FIG. 2 is a perspective view of an embodiment of the present invention. However, the core is excluded.

FIG. 3 is a perspective view of a core support plate according to an embodiment of the present invention.

FIG. 4 is a perspective view of a core.

FIG. 5 is a plan view of another embodiment of the present invention.

6 is a side view taken along the line AA of FIG.

FIG. 7 is a perspective view of a core fixing plate according to another embodiment of the present invention.

FIG. 8 is an explanatory view showing a state where a core fixing plate of another embodiment of the present invention is attached to a conductor.

FIG. 9 is a perspective view of the core fixing plate with the pressing portion bent.

FIG. 10 is a perspective view of a core.

FIG. 11 is a schematic perspective view of a heating coil.
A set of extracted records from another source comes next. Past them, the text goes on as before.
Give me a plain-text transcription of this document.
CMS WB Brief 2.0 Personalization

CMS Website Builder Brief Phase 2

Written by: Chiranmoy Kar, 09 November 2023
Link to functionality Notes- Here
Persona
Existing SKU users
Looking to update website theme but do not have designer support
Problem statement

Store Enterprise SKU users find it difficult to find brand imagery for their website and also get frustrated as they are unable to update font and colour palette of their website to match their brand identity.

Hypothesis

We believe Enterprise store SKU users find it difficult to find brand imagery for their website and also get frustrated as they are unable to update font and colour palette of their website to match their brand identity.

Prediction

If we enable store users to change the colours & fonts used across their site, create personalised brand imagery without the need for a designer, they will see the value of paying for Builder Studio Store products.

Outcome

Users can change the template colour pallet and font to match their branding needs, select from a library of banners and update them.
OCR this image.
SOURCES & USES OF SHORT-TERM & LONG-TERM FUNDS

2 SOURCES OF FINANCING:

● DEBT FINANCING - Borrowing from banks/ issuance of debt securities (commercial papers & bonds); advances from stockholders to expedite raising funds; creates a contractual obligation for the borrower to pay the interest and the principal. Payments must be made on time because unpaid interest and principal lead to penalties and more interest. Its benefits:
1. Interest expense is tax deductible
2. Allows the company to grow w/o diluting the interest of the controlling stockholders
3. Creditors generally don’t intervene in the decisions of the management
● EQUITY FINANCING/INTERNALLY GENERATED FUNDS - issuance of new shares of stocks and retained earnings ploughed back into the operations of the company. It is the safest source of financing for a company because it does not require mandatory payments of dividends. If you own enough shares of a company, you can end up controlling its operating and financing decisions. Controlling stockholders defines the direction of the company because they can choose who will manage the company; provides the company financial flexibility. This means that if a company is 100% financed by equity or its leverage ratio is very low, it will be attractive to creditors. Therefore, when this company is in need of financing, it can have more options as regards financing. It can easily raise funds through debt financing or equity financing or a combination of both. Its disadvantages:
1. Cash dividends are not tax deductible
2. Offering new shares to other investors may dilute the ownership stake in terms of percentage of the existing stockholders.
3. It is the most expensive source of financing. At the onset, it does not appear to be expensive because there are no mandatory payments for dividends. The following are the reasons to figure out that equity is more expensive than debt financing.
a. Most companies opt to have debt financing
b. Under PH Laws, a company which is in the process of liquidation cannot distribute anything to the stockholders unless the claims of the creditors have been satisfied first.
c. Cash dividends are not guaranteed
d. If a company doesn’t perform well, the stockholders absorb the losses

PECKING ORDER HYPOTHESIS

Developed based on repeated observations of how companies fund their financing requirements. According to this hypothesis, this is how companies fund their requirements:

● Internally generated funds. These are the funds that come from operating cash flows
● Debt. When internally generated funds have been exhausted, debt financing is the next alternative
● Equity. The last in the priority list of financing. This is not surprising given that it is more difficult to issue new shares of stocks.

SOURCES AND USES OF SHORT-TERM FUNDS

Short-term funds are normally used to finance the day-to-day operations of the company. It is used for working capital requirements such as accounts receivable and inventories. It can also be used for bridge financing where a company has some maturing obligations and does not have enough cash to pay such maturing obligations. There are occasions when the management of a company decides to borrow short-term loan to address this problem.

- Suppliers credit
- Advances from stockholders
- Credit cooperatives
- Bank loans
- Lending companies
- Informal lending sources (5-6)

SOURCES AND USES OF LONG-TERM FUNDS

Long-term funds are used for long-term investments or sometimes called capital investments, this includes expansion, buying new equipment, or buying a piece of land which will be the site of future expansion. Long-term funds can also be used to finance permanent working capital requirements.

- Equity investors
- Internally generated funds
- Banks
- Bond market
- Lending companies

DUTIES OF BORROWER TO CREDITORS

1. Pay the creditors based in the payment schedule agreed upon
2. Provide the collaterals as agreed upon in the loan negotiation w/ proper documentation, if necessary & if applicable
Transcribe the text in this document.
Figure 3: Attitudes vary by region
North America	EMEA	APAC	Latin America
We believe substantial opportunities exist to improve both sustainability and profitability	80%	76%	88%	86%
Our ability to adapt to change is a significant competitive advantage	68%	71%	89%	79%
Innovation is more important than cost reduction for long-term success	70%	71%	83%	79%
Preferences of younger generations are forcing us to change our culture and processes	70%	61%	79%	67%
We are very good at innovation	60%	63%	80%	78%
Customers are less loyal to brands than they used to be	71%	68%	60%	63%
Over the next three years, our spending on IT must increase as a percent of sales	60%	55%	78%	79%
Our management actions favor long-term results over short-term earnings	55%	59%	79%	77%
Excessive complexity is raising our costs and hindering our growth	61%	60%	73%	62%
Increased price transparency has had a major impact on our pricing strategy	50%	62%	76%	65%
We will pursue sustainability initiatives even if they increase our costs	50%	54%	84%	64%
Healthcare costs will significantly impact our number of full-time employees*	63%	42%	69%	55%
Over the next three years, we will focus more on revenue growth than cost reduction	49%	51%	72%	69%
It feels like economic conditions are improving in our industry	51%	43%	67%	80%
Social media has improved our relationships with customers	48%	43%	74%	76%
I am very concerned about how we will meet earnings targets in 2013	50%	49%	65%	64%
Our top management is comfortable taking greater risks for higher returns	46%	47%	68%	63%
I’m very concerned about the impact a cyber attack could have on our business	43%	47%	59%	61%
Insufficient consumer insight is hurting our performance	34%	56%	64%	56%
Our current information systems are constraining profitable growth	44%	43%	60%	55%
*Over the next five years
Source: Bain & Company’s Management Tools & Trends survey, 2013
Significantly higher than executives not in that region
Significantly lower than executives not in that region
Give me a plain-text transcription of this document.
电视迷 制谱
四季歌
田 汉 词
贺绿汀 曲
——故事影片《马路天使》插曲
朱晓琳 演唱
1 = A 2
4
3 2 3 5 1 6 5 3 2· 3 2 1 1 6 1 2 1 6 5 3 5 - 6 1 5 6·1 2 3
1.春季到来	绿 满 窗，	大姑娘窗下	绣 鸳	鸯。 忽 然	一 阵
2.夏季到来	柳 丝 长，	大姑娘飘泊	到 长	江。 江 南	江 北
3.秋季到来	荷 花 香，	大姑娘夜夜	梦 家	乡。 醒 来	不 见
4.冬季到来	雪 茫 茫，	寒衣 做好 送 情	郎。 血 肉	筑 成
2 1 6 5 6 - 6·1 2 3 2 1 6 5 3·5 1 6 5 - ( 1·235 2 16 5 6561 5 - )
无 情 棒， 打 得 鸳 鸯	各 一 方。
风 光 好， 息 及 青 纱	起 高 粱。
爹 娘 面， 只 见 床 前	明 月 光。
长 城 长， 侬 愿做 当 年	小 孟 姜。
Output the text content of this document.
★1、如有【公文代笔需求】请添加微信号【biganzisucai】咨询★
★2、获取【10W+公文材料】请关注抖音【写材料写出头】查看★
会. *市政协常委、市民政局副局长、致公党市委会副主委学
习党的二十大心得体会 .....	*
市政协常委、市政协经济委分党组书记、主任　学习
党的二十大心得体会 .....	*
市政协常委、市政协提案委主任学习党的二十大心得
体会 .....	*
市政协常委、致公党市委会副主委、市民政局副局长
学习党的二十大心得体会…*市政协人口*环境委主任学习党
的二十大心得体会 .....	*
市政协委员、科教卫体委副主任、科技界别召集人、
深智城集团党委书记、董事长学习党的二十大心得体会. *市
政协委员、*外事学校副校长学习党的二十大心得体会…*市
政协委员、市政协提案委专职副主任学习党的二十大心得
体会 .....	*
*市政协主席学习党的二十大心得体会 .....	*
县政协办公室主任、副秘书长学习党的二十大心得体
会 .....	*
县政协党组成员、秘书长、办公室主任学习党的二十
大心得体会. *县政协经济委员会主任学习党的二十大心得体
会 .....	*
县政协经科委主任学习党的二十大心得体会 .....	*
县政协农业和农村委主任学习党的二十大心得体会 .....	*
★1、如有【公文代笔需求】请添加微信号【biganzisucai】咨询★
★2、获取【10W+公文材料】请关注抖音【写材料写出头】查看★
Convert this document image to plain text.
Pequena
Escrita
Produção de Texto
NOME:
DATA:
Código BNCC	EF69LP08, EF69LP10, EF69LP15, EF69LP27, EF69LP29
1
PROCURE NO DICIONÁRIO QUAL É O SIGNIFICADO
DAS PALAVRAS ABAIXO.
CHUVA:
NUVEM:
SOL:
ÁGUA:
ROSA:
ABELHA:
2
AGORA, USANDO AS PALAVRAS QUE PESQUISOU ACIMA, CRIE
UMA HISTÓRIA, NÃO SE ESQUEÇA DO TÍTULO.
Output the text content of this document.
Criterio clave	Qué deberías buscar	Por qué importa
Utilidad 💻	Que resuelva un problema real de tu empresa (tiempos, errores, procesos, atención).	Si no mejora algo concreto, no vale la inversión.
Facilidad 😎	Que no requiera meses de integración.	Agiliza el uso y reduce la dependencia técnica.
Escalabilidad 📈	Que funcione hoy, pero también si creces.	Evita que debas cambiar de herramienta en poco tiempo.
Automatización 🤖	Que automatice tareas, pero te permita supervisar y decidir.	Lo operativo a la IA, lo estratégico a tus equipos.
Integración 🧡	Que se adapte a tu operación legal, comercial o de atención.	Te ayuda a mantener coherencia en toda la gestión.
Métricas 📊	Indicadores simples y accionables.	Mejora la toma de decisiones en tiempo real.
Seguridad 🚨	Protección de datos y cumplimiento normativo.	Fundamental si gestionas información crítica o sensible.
FIG. 12 is a perspective view of an upper portion of a multistage shaft.

[Explanation of symbols]

 21, 23 core 31 core support plate 33 core fixing plate 100 heating coil 333 pressing part

Claims (2)

[Scope of utility model registration request] 1. A structure for attaching a core to a high frequency induction heating coil, wherein the core is adhered to the coil and disposed on a core support plate having one end portion brazed to the coil. A structure for attaching a core to a high-frequency induction heating coil, which is characterized in that 2. A structure for attaching a core to a high frequency induction heating coil, wherein the core is adhered to the coil, one end portion is brazed to the coil, and the other end portion is the core. A structure for mounting a core to a high-frequency induction heating coil, wherein the structure is mounted between core fixing plates that are bent so as to press the core.